On August 15, 2019, MPs, Kulthum Al-Hayeki, Mamdouh Al-Saleh, Mahmoud Al-Bahrani, Ammar Al Abbas, Sayed Falah Hashem and Abdulnabi Salman, issued a joint statement calling on Education Minister Majid Al-Nuaimi to adopt full transparency in publishing the results of this year's scholarship distribution by publishing the names of the beneficiaries and their academic averages. They said that this move "will strengthen the principle of transparency followed by the ministry, and end any controversy and exploitation of the process that affects the top students of Bahrain regardless of their sect," stressing that "the ministry's failure to publish information will raise a lot of question marks and will be a tool for challenging the credibility and fairness of scholarships distribution."

But the Ministry of Education, which responded on the same day to the MPs statement, did not discuss the essence of the issue, but evaded it by saying that it is being subjected to "a campaign of malicious and unjust questioning targeting the results of scholarships annually," which led to outrage among citizens who launched a twitter campaign against the Ministry of Education and demanded Minister Al-Nuaimi to resign.

The campaign against the Education Ministry continued. MP Zeinab Abdulamir announced on August 17, 2019 that she has a list of top graduates' names who have been deprived of scholarships, noting that some of them achieved a 100% score. She explained that the oppression students were subjected to came due to the conducted interviews that make up 40% of the overall evaluation that qualifies them to receive scholarships. She also said that the names she has includes top students from both Sunni and Shiite sects.

Al-Wefaq asked in a statement on August 17, 2019 about the reason that prevents the government from "disclosing the results of scholarship distribution," revealing that there are scholarships from the Royal Court, Crown Prince Court, Prime Minister Court, the Bahrain Defence Force and the Ministry of Interior being distributed to anyone they please.

After the pressure the Ministry of Education faced, Prime Minister Khalifa bin Salman Al Khalifa ordered during a cabinet meeting on August 19, 2019 to "develop the current program of scholarships and the adopted work mechanisms, and directed the Supreme Council for the Development of Education and Training to do so," in other words, some consider that he attempted to absorb the popular outrage.

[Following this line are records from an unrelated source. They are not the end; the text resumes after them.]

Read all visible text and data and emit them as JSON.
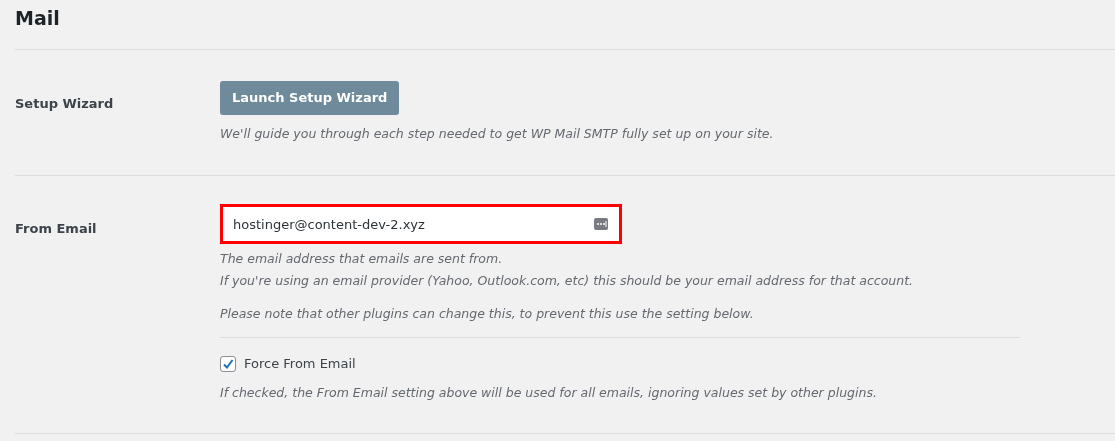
{
  "title": "Mail",
  "setup_wizard": {
    "label": "Setup Wizard",
    "button": "Launch Setup Wizard",
    "description": "We'll guide you through each step needed to get WP Mail SMTP fully set up on your site."
  },
  "from_email": {
    "label": "From Email",
    "value": "hostinger@content-dev-2.xyz",
    "highlighted": true,
    "descriptions": [
      "The email address that emails are sent from.",
      "If you're using an email provider (Yahoo, Outlook.com, etc) this should be your email address for that account."
    ],
    "note": "Please note that other plugins can change this, to prevent this use the setting below.",
    "force": {
      "label": "Force From Email",
      "checked": true,
      "description": "If checked, the From Email setting above will be used for all emails, ignoring values set by other plugins."
    }
  }
}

A mother of a student who didn't receive a scholarship to study dentistry dropped a bomb at a seminar held by the Progressive Tribune (Al-Menbar) on the "Priority of Scholarships as a Tool for Development" on October 10, 2019, when she said that her daughter who scored 100% wasn't given a scholarship for the dentistry major she desired to study because her family name is "Khawaja".

Nonetheless, the Education Ministry denies these facts. It said in a statement on August 20, 2019 that the scholarship system it follows is similar to that in Austria, Germany, Australia and the United States as well as some other Gulf States, indicating that there were four medicine scholarships available for private school graduates, over which 9 students who scored 100% average and 16 others who scored 99% competed.

It added that the competition led to "the use of differentiation between them by adopting the results of the capacity test and the personal interview, as well as the cumulative average to offer these few seats."